OpenAI, the AI research and deployment company responsible for ChatGPT, has launched a new benchmark for evaluating the capabilities of health AI systems, built in partnership with 262 physicians practicing across 60 countries.
The company shares findings that large language models (LLMs) “have improved significantly over time and already outperform experts in writing responses to examples tested in our benchmark”.
The HealthBench benchmark is designed to be user-friendly, covering a wide range of scenarios to help researchers measure the benefits of AI systems across the health sector and beyond. Containing 5,000 “realistic health conversations, each with a custom physician-created rubric to grade model responses”, HealthBench looks to ensure evaluations of AI systems capture complex, real-life scenarios and workflows that mirror the ways individuals and clinicians interact with models, whilst supporting trustworthiness and offering “substantial room for improvement”.
The benchmark is said to test how well AI models perform in realistic health scenarios, with the 5,000 stored conversations helping to simulate interactions between models and users. “The task for the model,” according to OpenAI, “is to provide the best possible response to the user’s last message.” These responses are then graded against a set of physician-written rubric criteria specific to that conversation, which cover areas such as necessary facts to include or avoiding technical jargon. “Model responses are evaluated by a model-based grader (GPT‑4.1) to assess whether each rubric criterion is met, and responses receive an overall score based on the total score of criteria met compared to the maximum possible score.”
Examples are offered on OpenAI’s website, spanning emergency referrals, health data tasks, global health, context seeking, and more. Axes are also provided, taking into account elements of communication quality like response length and level of detail, as well as instruction following, accuracy, context awareness, and completeness.
The full evaluation and underlying data have been made openly available in OpenAI’s GitHub repository, with feedback and input from the wider community encouraged.
The safe use of AI in health and care
Late last year, the European Commission announced that the AI Act, a legal framework seeking to address the risks of AI in Europe by setting out clear requirements and obligations in support of “trustworthy AI”, had officially entered into force.
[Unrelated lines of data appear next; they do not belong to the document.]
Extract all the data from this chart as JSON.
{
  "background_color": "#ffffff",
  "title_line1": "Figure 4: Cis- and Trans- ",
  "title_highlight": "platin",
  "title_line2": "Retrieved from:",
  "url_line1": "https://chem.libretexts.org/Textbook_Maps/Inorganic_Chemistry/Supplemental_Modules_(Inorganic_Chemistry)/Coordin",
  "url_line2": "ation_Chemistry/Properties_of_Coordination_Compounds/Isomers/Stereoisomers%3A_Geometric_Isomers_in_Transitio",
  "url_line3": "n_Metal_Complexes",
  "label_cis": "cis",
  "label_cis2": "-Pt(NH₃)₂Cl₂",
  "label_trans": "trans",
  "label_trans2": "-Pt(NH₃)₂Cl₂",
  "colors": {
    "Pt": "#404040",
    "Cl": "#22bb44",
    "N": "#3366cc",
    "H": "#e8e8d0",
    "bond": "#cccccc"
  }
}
Designed to address risks with AI systems that could lead to “undesirable outcomes”, the Act includes provisions to help mitigate risks created by AI applications; to ban AI practices that pose “unacceptable risks”; to set out clear obligations for both deployers and providers of AI applications deemed to be high risk; and to put in place enforcement and a governance structure at both European and national level.
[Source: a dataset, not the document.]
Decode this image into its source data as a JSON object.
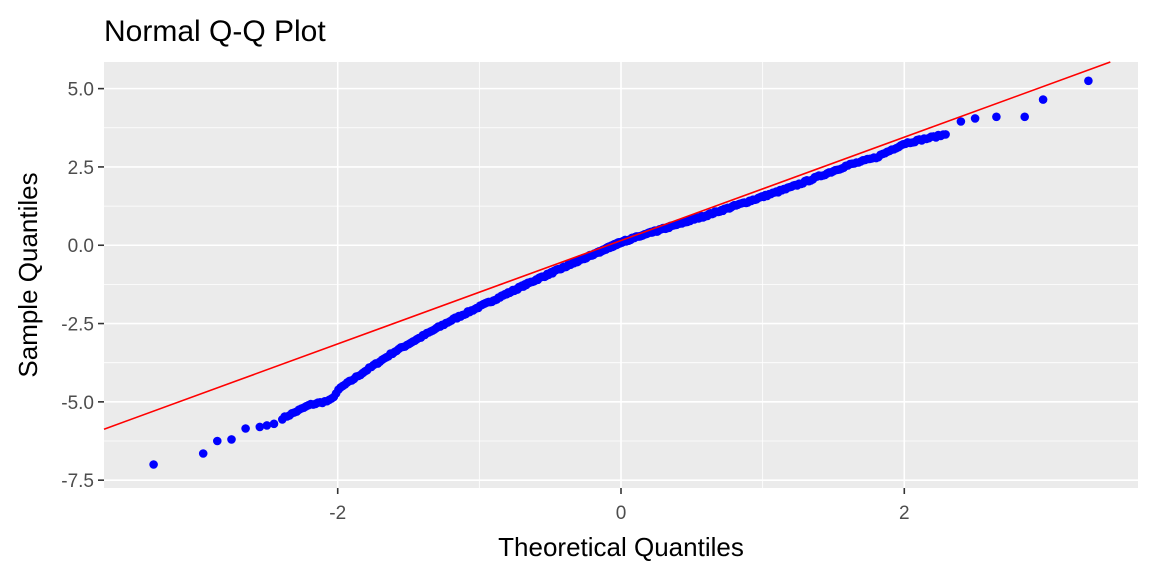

The UK Government published its AI Opportunities Action Plan, accepting recommendations for expanding computing capacity, establishing AI growth zones, unlocking data assets, and sharing alongside a proposed delivery timeline.
Earlier this year, a HTN Now webinar, supported by Restore Information Management, focused on the practicalities of AI technologies, exploring topics including implementation, adoption, the role of data, policy, regulation, evaluation and best practices. With the help of our expert panellists, we also took a closer look at examples of AI in health and care. Panellists included Neill Crump, digital strategy director at The Dudley Group NHS Foundation Trust; Lee Rickles, CIO, director and deputy SIRO at Humber Teaching NHS Foundation Trust; and Beatrix Fletcher, senior programme manager (AI) at Guy’s and St Thomas’ NHS Foundation Trust.